Sunday, May 27, 2012

Reel To Reel: Men In Black 3

Still hunting the original illegal aliens.

Going Rate: Worth matinee price.
Starring: Will Smith, Tommy Lee Jones, Josh Brolin, Jemaine Clement, Emma Thompson
Rated: PG-13
Red Flags: Creepy alien violence, mild language, one gross make-out scene

Men In Black debuted in 1997, made a forgettable sequel in 2002, and now comes back with another go in 2012. Columbia Pictures and Amblin Entertainment (Steven Spielberg is executive producer) still see life in a stale franchise. Perhaps it's time to throw the reins to a new generation of space cops.

MIB3 does that, sorta, by prequeling while sequeling. Agents K (Jones) and J (Smith) are still chasing extraterrestrial baddies and erasing memories, but now J is having to do that in two different centuries. It turns out an alien super criminal, Boris "The Animal" (Clement), has just busted out of the supermax lockup on the moon. You could call him the original Spider-Man because he releases these insect-like creatures from the palm of his hand. I'd tell you more if it didn't make me nauseous.

Boris wants to kill K, who not only locked him up but also shot off one of his arms. Worse, Boris wants to do it retroactively -- time-traveling back to 1969, when they first tangled, but offing K before the agent can cuff him. The killer finds a way to do it, and suddenly J finds his partner is reduced to a memorial bust. Worse, the "ArcNet," an Earth-protecting shield, is gone. That was also K's idea.

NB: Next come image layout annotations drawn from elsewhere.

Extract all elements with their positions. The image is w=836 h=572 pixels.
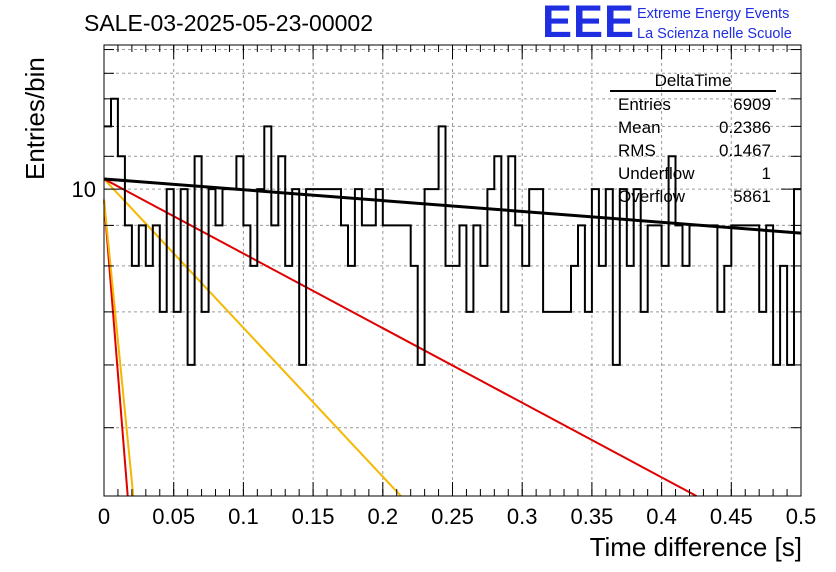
stats-value: 5861 bbox=[733, 187, 771, 206]
fit-line-red bbox=[103, 178, 697, 497]
x-tick-label: 0.3 bbox=[507, 504, 538, 529]
x-tick-label: 0.4 bbox=[646, 504, 677, 529]
x-tick-label: 0.25 bbox=[431, 504, 474, 529]
fit-line-yellow bbox=[103, 199, 135, 497]
stats-title: DeltaTime bbox=[655, 71, 732, 90]
stats-label: Overflow bbox=[618, 187, 686, 206]
tick-labels: 0 0.05 0.1 0.15 0.2 0.25 0.3 0.35 0.4 0.45 0.5 10 bbox=[72, 177, 817, 529]
eee-logo-mark: EEE bbox=[542, 0, 636, 47]
axis-ticks bbox=[103, 45, 802, 496]
logo-line-1: Extreme Energy Events bbox=[637, 6, 790, 22]
stats-value: 0.2386 bbox=[719, 118, 771, 137]
x-tick-label: 0.5 bbox=[786, 504, 817, 529]
stats-value: 6909 bbox=[733, 95, 771, 114]
x-tick-label: 0.15 bbox=[292, 504, 335, 529]
stats-label: RMS bbox=[618, 141, 656, 160]
stats-box: DeltaTime Entries 6909 Mean 0.2386 RMS 0.1467 U… bbox=[610, 71, 776, 206]
stats-label: Entries bbox=[618, 95, 671, 114]
logo-line-2: La Scienza nelle Scuole bbox=[637, 26, 792, 42]
x-tick-label: 0 bbox=[98, 504, 110, 529]
x-axis-label: Time difference [s] bbox=[589, 532, 802, 562]
x-tick-label: 0.45 bbox=[710, 504, 753, 529]
stats-value: 0.1467 bbox=[719, 141, 771, 160]
fit-line-yellow bbox=[103, 178, 402, 497]
stats-label: Mean bbox=[618, 118, 661, 137]
histogram bbox=[104, 97, 801, 366]
x-tick-label: 0.05 bbox=[152, 504, 195, 529]
stats-value: 1 bbox=[762, 164, 771, 183]
y-tick-label: 10 bbox=[72, 177, 96, 202]
histogram-steps bbox=[104, 97, 801, 366]
stats-label: Underflow bbox=[618, 164, 695, 183]
eee-logo: EEE Extreme Energy Events La Scienza nel… bbox=[542, 0, 832, 47]
fit-curves bbox=[103, 177, 802, 497]
chart-title: SALE-03-2025-05-23-00002 bbox=[84, 10, 373, 36]
x-tick-label: 0.35 bbox=[570, 504, 613, 529]
x-tick-label: 0.1 bbox=[228, 504, 259, 529]
x-tick-label: 0.2 bbox=[368, 504, 399, 529]
fit-line-black bbox=[103, 177, 802, 235]
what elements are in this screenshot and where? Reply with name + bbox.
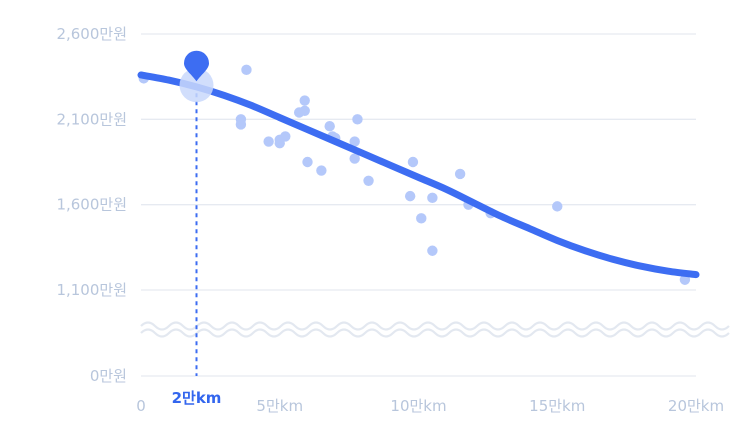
x-tick-label: 0 xyxy=(136,397,146,415)
axis-break-wave xyxy=(140,328,730,338)
scatter-point xyxy=(416,213,427,224)
axis-break xyxy=(140,321,730,338)
highlight-group[interactable]: 2만km xyxy=(172,50,222,407)
y-axis-ticks: 0만원 1,100만원 1,600만원 2,100만원 2,600만원 xyxy=(56,25,127,385)
scatter-point xyxy=(352,114,363,125)
trend-line-group xyxy=(137,71,700,279)
x-tick-label: 15만km xyxy=(529,397,585,415)
scatter-point xyxy=(427,192,438,204)
scatter-point xyxy=(316,165,327,176)
scatter-point xyxy=(299,105,310,117)
highlight-halo xyxy=(179,68,214,103)
scatter-point xyxy=(363,175,374,186)
y-tick-label: 1,600만원 xyxy=(56,196,127,214)
y-tick-label: 2,100만원 xyxy=(56,110,127,128)
scatter-point xyxy=(263,136,274,147)
scatter-point xyxy=(302,156,313,168)
grid-layer xyxy=(141,33,696,377)
scatter-point xyxy=(299,95,310,106)
scatter-point xyxy=(235,119,247,130)
x-axis-ticks: 0 5만km 10만km 15만km 20만km xyxy=(136,397,724,415)
map-pin-icon xyxy=(184,50,209,82)
scatter-point xyxy=(349,153,360,164)
scatter-point xyxy=(349,136,360,147)
y-tick-label: 2,600만원 xyxy=(56,25,127,43)
scatter-point xyxy=(324,120,335,132)
y-tick-label: 0만원 xyxy=(90,367,127,385)
axis-break-wave xyxy=(140,321,730,331)
x-tick-label: 5만km xyxy=(256,397,303,415)
y-tick-label: 1,100만원 xyxy=(56,281,127,299)
trend-line xyxy=(137,71,700,279)
x-tick-label: 10만km xyxy=(390,397,446,415)
x-tick-label: 20만km xyxy=(668,397,724,415)
scatter-point xyxy=(427,245,438,256)
highlight-x-label: 2만km xyxy=(172,389,222,407)
scatter-point xyxy=(407,156,419,168)
scatter-point xyxy=(241,64,252,76)
scatter-point xyxy=(280,131,291,142)
scatter-point xyxy=(454,168,466,180)
scatter-point xyxy=(552,201,563,212)
scatter-point xyxy=(404,190,416,202)
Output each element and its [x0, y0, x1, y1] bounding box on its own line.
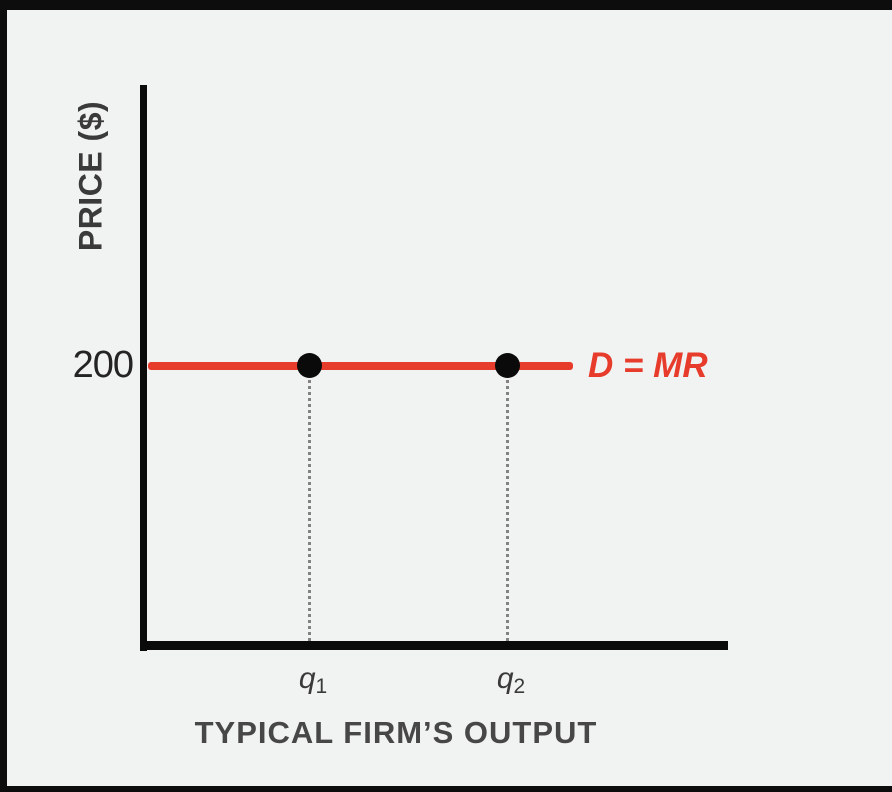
data-point-q1	[297, 353, 322, 378]
y-axis-line	[140, 85, 147, 651]
demand-mr-label: D = MR	[588, 346, 708, 385]
x-axis-tick-q2: q2	[486, 662, 536, 698]
x-tick-q2-base: q	[496, 662, 514, 695]
x-tick-q2-subscript: 2	[513, 675, 526, 698]
y-axis-tick-200: 200	[72, 344, 134, 386]
demand-mr-line	[148, 362, 573, 370]
y-axis-label: PRICE ($)	[72, 100, 109, 252]
x-axis-tick-q1: q1	[288, 662, 338, 698]
data-point-q2	[495, 353, 520, 378]
x-tick-q1-subscript: 1	[315, 675, 328, 698]
x-tick-q1-base: q	[298, 662, 316, 695]
chart-canvas: PRICE ($) 200 D = MR q1 q2 TYPICAL FIRM’…	[7, 10, 892, 786]
x-axis-line	[140, 641, 728, 650]
x-axis-label: TYPICAL FIRM’S OUTPUT	[194, 715, 598, 750]
dropline-q2	[506, 380, 509, 641]
dropline-q1	[308, 380, 311, 641]
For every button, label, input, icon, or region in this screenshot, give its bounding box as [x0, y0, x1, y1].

So now J must get back to 1960's, save his partner, and save Earth from invasion. Remember that the next time you complain about your job. After going way back, he runs into a younger version of his partner, played perfectly by Josh Brolin. I wondered whether CGI, makeup effects, or dubbing enhanced Brolin's younger K. Nope, it's just good old-fashioned casting and performance. He mimics Jones to the letter.

I like how MIB3 moves along before it has a chance to get boring, although Smith's character wore me a bit thin at times. The film also throws another genuinely interesting creature at us, Griffin (Michael Stuhlbarg), the lone survivor of an alien race who can see multiple future events at the same time. I'm not sure if he's somebody you'd want with you at the Vegas sports books.

MIB3 is better than it could've been, but it still seems dated, like a classic rock group getting back together for a reunion gig. I hear production on Ghostbusters 3 is moving forward with or without Bill Murray. If can be interesting as the Men In Black, it may have a chance.